High school football: West’s Ziyad gets his shot
Published 12:00 am Sunday, June 12, 2022
By Mike London
MOUNT ULLA— There’s an admirable determination about Qadree Ziyad, a recent West Rowan graduate who will continue his football dreams at Bluefield University.
Ziyad basically missed all of his junior season with a collarbone injury.
He made up for lost time as a senior. He turned an impressive season as a defensive end, defeating blocks to make stops at the line of scrimmage on running plays and swooping off the edge with shocking speed to harass or sack surprised quarterbacks.
He was considered a potential star after a sophomore season in which he shined on jayvees and got some varsity action for the Falcons.
He ran some 4.7s in camps and his stock was rising before the collarbone injury set him back.
“That actually began when I was playing linebacker in a 7-on-7 drill,” Ziyad said. “I fell on my arm wrong, and my shoulder popped out of place for maybe 10 seconds. It kind of hurt, but, hey, I wanted to play. I figured it would be OK. I didn’t say anything.”
When the shoulder popped out for a second time during a West practice, Ziyad began to worry. This time he sought attention from the training staff.
The options weren’t encouraging for a young man who lives, eats and breathes football. He could sleeve it and play with some pain, or he could have surgery.
This was the 2020 season that would delayed for many long months by COVID. When West finally opened against Salisbury in late February, Ziyad was on the field, wearing the sleeve.
“I wanted to play badly, but the pain was too great,” Ziyad said. “I went and had the surgery. I remember the date — March 24.”
Surgery and rebab is a tough gig even for college athletes and pros.
Imagine going through it as a high school student.
“You get hurt and miss a season in high school, it really is different,” West head coach Louis Kraft said. “A lot of times, at that age, that’s it. There’s no one there every day making sure you’re rehabbing. An athlete basically has to push himself to get back on the field, and that’s what Qadree did.”
He came back faster and better than he ever expected. He felt lucky to be healthy. He didn’t sulk over losing a year.
He was back on the field at 100 percent as a senior, looking for people to hit and looking for a college that might give him a chance, even with a film-less, stat-less junior year.
In an ideal world, Ziyad, who is 5-foot-10, 218 pounds, would be a linebacker, but the Falcons needed him at defensive end, so he stood tall at defensive end.
“I’ll be a linebacker at the next level, but you do what you can to help the team, so playing on the line wasn’t a hardship for me,” Ziyad said. “I actually enjoyed defensive end, using my quickness, getting after those quarterbacks.
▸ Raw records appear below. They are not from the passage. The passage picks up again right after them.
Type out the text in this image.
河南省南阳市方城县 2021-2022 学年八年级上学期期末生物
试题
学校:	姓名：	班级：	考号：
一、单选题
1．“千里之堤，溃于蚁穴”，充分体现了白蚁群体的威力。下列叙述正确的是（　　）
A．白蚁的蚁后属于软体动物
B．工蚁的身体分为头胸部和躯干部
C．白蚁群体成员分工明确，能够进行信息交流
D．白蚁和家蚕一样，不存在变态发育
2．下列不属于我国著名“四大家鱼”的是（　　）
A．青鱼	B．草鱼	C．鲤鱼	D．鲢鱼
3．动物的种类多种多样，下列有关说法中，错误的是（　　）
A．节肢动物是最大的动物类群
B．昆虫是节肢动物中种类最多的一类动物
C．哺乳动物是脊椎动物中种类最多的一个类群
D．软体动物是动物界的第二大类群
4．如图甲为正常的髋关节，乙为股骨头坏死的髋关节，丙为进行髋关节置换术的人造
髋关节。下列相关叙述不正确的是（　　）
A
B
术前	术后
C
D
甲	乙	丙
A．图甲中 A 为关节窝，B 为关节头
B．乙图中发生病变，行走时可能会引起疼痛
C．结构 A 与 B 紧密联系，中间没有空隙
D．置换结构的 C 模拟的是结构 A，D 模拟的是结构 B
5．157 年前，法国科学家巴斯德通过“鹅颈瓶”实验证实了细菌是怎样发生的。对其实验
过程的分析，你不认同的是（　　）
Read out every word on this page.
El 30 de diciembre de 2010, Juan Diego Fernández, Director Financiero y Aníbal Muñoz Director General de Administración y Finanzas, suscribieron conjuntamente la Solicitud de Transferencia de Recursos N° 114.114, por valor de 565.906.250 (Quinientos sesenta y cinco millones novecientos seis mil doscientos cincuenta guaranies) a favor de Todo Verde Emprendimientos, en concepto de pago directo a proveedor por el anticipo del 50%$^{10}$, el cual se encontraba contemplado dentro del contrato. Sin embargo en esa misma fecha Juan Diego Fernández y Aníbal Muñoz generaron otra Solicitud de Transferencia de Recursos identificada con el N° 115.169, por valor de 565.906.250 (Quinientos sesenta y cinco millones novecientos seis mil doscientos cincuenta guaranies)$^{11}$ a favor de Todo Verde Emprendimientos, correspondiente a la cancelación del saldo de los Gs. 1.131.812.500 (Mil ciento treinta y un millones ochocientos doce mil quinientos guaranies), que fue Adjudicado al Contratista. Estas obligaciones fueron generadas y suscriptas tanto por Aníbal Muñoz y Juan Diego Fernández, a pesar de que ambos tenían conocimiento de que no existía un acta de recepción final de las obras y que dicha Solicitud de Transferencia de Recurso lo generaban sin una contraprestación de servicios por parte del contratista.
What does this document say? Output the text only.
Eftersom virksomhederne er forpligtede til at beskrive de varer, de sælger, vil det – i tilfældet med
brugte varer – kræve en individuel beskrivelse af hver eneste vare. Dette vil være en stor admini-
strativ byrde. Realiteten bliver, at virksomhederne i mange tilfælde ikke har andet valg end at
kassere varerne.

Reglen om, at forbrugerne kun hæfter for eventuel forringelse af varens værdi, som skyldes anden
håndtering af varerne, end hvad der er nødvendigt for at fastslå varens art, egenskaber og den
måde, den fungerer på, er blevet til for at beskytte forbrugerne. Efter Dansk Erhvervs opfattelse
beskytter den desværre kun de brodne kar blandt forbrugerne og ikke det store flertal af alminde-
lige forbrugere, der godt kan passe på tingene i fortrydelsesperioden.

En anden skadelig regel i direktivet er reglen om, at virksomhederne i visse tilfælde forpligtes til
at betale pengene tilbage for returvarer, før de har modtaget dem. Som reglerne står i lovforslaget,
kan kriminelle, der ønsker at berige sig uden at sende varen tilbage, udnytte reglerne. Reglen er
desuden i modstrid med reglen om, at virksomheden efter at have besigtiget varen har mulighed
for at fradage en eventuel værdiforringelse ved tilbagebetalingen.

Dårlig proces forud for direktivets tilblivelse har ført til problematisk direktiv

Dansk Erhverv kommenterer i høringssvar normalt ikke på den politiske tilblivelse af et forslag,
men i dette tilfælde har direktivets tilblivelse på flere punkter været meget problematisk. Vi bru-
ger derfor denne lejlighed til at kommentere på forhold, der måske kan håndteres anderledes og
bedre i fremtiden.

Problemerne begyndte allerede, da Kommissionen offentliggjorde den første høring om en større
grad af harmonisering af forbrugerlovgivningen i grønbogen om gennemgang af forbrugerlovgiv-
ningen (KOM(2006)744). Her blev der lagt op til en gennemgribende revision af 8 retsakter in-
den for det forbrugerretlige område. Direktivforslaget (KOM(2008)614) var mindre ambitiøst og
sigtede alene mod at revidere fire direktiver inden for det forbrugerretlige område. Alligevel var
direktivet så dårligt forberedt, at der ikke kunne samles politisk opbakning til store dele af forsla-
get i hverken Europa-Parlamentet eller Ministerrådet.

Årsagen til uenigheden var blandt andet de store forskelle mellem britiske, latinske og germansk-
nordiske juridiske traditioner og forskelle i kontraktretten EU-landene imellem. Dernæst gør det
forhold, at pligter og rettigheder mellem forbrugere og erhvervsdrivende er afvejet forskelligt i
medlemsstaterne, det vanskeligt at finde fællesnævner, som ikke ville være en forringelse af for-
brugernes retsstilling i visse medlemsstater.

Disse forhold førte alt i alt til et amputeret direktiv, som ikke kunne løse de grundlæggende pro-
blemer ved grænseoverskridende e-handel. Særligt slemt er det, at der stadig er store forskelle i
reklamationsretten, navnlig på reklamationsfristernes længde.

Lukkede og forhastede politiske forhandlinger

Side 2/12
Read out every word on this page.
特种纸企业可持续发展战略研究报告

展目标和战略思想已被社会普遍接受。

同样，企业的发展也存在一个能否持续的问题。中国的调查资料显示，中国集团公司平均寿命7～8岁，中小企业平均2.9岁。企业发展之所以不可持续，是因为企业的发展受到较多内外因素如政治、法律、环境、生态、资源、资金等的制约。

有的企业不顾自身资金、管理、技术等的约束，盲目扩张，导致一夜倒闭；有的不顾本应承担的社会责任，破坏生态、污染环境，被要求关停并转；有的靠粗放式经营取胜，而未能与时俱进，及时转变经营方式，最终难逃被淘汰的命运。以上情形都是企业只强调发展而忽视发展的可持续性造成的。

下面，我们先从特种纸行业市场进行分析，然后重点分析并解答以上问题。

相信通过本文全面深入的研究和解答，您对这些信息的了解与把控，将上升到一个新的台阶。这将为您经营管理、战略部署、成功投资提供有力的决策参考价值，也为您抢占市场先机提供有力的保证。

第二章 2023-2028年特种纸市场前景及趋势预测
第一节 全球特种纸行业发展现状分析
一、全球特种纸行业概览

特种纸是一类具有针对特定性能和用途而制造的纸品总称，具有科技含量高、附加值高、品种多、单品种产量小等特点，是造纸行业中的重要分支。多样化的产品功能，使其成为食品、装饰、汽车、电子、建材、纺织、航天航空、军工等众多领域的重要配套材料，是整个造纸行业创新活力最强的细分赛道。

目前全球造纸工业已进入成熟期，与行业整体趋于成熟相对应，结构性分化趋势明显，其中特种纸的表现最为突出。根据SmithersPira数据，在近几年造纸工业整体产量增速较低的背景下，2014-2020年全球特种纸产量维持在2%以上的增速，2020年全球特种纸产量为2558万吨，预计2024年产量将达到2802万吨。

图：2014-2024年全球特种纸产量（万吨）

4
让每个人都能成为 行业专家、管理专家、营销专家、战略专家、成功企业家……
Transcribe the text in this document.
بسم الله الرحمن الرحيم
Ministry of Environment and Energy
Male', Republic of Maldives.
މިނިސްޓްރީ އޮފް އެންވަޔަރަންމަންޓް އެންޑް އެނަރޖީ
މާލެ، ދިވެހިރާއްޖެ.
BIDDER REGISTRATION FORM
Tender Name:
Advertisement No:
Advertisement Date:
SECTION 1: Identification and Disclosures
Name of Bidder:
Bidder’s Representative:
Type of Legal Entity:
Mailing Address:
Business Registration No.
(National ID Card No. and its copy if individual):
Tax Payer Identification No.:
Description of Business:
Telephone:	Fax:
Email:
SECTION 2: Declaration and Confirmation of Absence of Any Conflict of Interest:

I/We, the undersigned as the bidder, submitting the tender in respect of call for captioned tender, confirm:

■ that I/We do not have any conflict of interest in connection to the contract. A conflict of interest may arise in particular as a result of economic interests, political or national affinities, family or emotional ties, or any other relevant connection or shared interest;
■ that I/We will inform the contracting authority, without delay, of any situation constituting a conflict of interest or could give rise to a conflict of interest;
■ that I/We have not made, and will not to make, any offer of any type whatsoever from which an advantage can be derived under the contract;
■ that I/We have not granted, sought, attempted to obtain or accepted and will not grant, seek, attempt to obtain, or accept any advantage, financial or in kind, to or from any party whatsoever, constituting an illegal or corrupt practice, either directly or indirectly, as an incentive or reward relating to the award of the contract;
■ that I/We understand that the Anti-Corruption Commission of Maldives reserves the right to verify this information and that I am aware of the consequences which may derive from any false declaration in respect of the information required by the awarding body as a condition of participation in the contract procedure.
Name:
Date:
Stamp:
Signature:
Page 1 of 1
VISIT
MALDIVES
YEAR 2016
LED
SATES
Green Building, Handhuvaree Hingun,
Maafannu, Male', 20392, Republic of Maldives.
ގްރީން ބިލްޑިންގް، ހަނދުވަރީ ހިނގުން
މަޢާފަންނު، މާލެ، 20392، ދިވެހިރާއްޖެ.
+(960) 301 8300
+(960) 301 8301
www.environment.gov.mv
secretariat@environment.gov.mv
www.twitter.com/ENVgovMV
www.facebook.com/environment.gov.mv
I had a good year.”
Ziyad believes his most impactful games were in the victories against Carson and Northwest Cabarrus. He also played very well in the loss to Mooresville.
“He’s really good in space,” Kraft said. “He had a heck of a senior season for us.”
“I had some good individual games as far as he number of tackles,” Ziyad added. “But the most fun game was North Lincoln. I don’t know what my stats were, but that was the most fun. Winning a road playoff game in overtime, that’s hard to beat.”
He did enough last fall that Bluefield, a school on the Virginia-West Virginia border that competes at the NAIA level, got excited about him, and a 3.5 GPA certainly helped.
He received an offer in February.
“When I visited up there, I liked the campus, but what really won me over was when the defensive coaches showed me film and showed me what my role would be if I went there,” Ziyad said. “They showed me all the things I’d be expected to do as an outside linebacker in their 3-4 defense.”
Ziyad, who plans to major in communications, will be heading to Bluefield with a West teammate. Running back Cayleb Brawley has a lot in common with Ziyad — not the prototype dimensions for college players, but a lot of heart and knowledge of how to play the game.
As a senior, while splitting time at running back with Limestone signee Akin Robinson, Brawley had 135 carries for 658 yards and seven touchdowns for a 7-4 team.
“Qadree and Cayleb weren’t just two of our better players, they were two of our better human beings,” Kraft said. “You’re pleased when kids like that get an opportunity.”